For myself, there are a few prayer practices that have stayed with me throughout many life transitions.  The Bible and a journal have been consistent.   Everything else changes with the seasons of my life.  Praying with art, nature, music, meditating with Scripture, dance, silence, singing, labyrinth walks, etc. all move in and out of my life as circumstances shift.   God has provided me with an abundance of  ways to connect with the Spirit, and I use the prayer practice that meshes with what I need in that moment to remain connected with God.

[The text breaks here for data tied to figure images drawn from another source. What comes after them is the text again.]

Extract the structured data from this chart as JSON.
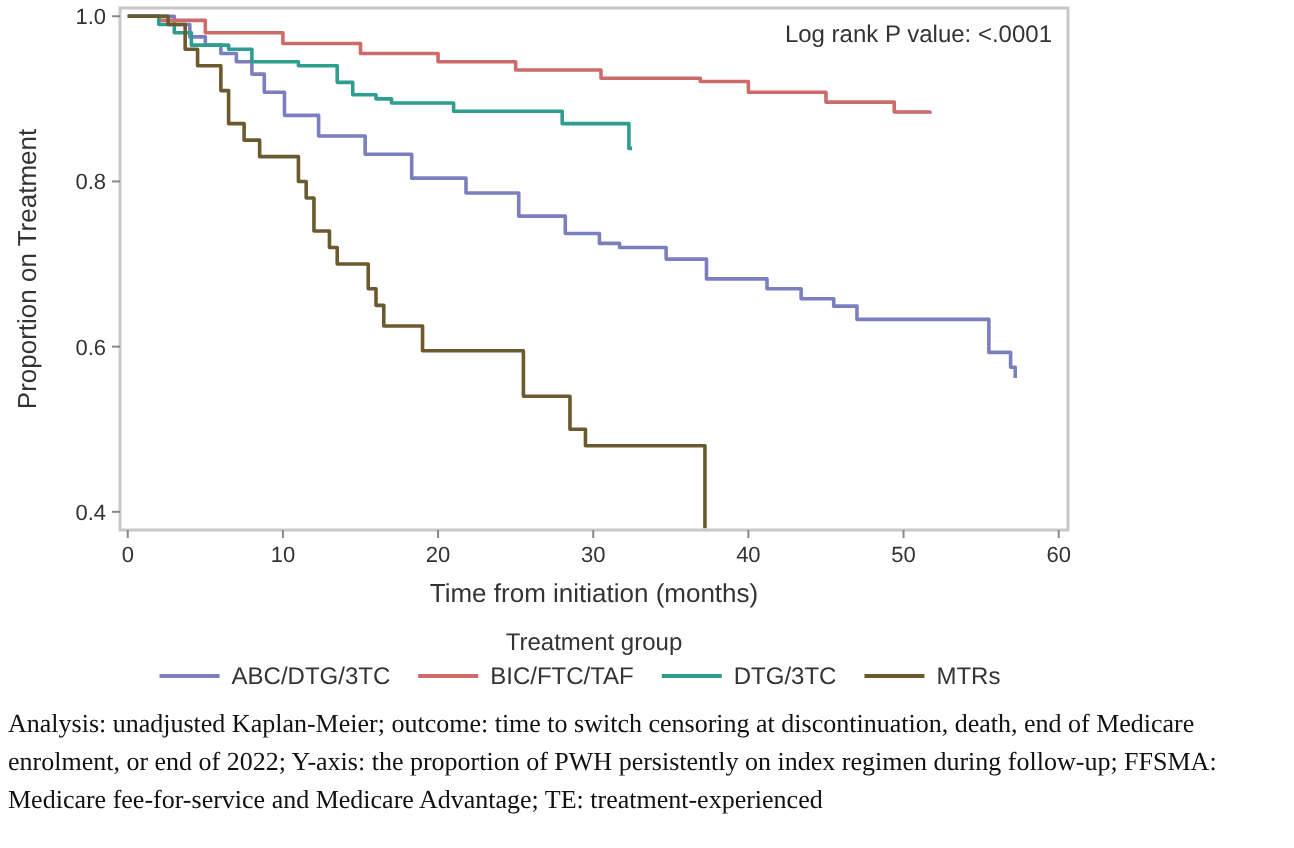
{
  "chart_data": {
    "type": "step",
    "xlabel": "Time from initiation (months)",
    "ylabel": "Proportion on Treatment",
    "legend_title": "Treatment group",
    "legend": "bottom",
    "xlim": [
      -0.5,
      60.6
    ],
    "ylim": [
      0.378,
      1.01
    ],
    "xticks": [
      0,
      10,
      20,
      30,
      40,
      50,
      60
    ],
    "yticks": [
      0.4,
      0.6,
      0.8,
      {
        "value": 1,
        "label": "1.0"
      }
    ],
    "series": [
      {
        "name": "ABC/DTG/3TC",
        "color": "#7b7fc0",
        "x": [
          0,
          2,
          3,
          4,
          5,
          6,
          7,
          8,
          8.8,
          10.1,
          12.3,
          15.3,
          18.3,
          21.8,
          25.2,
          28.2,
          30.4,
          31.7,
          34.7,
          37.3,
          41.2,
          43.4,
          45.5,
          47,
          55.5,
          56.9,
          57.2
        ],
        "values": [
          1,
          1,
          0.99,
          0.975,
          0.965,
          0.955,
          0.945,
          0.93,
          0.908,
          0.88,
          0.855,
          0.833,
          0.804,
          0.786,
          0.758,
          0.737,
          0.725,
          0.72,
          0.706,
          0.682,
          0.67,
          0.658,
          0.649,
          0.633,
          0.593,
          0.575,
          0.562
        ]
      },
      {
        "name": "BIC/FTC/TAF",
        "color": "#cd6b6b",
        "x": [
          0,
          2,
          5,
          10,
          15,
          20,
          25,
          30.5,
          36.9,
          40,
          45,
          49.4,
          51.7
        ],
        "values": [
          1,
          0.995,
          0.98,
          0.967,
          0.955,
          0.945,
          0.935,
          0.925,
          0.921,
          0.908,
          0.896,
          0.884,
          0.882
        ]
      },
      {
        "name": "DTG/3TC",
        "color": "#2e9e8f",
        "x": [
          0,
          2,
          3,
          4.1,
          6.5,
          8,
          11,
          13.5,
          14.5,
          16,
          17,
          21,
          28,
          32.3,
          32.5
        ],
        "values": [
          1,
          0.99,
          0.98,
          0.965,
          0.96,
          0.945,
          0.94,
          0.92,
          0.905,
          0.9,
          0.895,
          0.885,
          0.87,
          0.84,
          0.84
        ]
      },
      {
        "name": "MTRs",
        "color": "#6b5a2e",
        "x": [
          0,
          2.6,
          3.7,
          4.5,
          6,
          6.5,
          7.5,
          8.5,
          11,
          11.5,
          12,
          13,
          13.5,
          15.5,
          16,
          16.5,
          19,
          25.5,
          28.5,
          29.5,
          35.2,
          37.2
        ],
        "values": [
          1,
          0.99,
          0.96,
          0.94,
          0.91,
          0.87,
          0.85,
          0.83,
          0.8,
          0.78,
          0.74,
          0.72,
          0.7,
          0.67,
          0.65,
          0.625,
          0.595,
          0.54,
          0.5,
          0.48,
          0.48,
          0.38
        ]
      }
    ],
    "annotations": [
      "Log rank P value: <.0001",
      "Analysis: unadjusted Kaplan-Meier; outcome: time to switch censoring at discontinuation, death, end of Medicare enrolment, or end of 2022; Y-axis: the proportion of PWH persistently on index regimen during follow-up; FFSMA: Medicare fee-for-service and Medicare Advantage; TE: treatment-experienced"
    ]
  }
}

I did not get to that place overnight.  For a long time I was pretty much in a routine that I was unwilling to change.  I stuck with it whether or not it seemed to make a difference.  There are times to be disciplined in a prayer practice.  There are also times to open the box and allow God to enter  through new avenues.  I talked with others about their prayer practices, read books and took classes.  I visited churches different from what I had become comfortable with to experience how others prayed and what was meaningful to them.  My prayer horizons expanded to meet my deepening needs for a prayer life to hold all that was happening in me and through me.  Now, I am in a much better place to vary my prayer practices as needed to ensure my relationship with God is as strong as it can be.  My wine skin continues to grow and change as I grow and change. 

To help you deepen or expand your own prayer practices and to engage with others embarking on the same journey, I invite you to check out AWBA’s next event, Praying With Illness. This on-line retreat is offered February 10-March 31, 2013 with a registration deadline of January 28.  For those who have not participated in an Internet-based community experience and are wondering if this is something to try, visit here for some personal stories from those who have benefitted from an AWBA virtual community.


As we move move through this Advent time of active waiting, may you come to identify those places in your life where God is inviting you to new birth.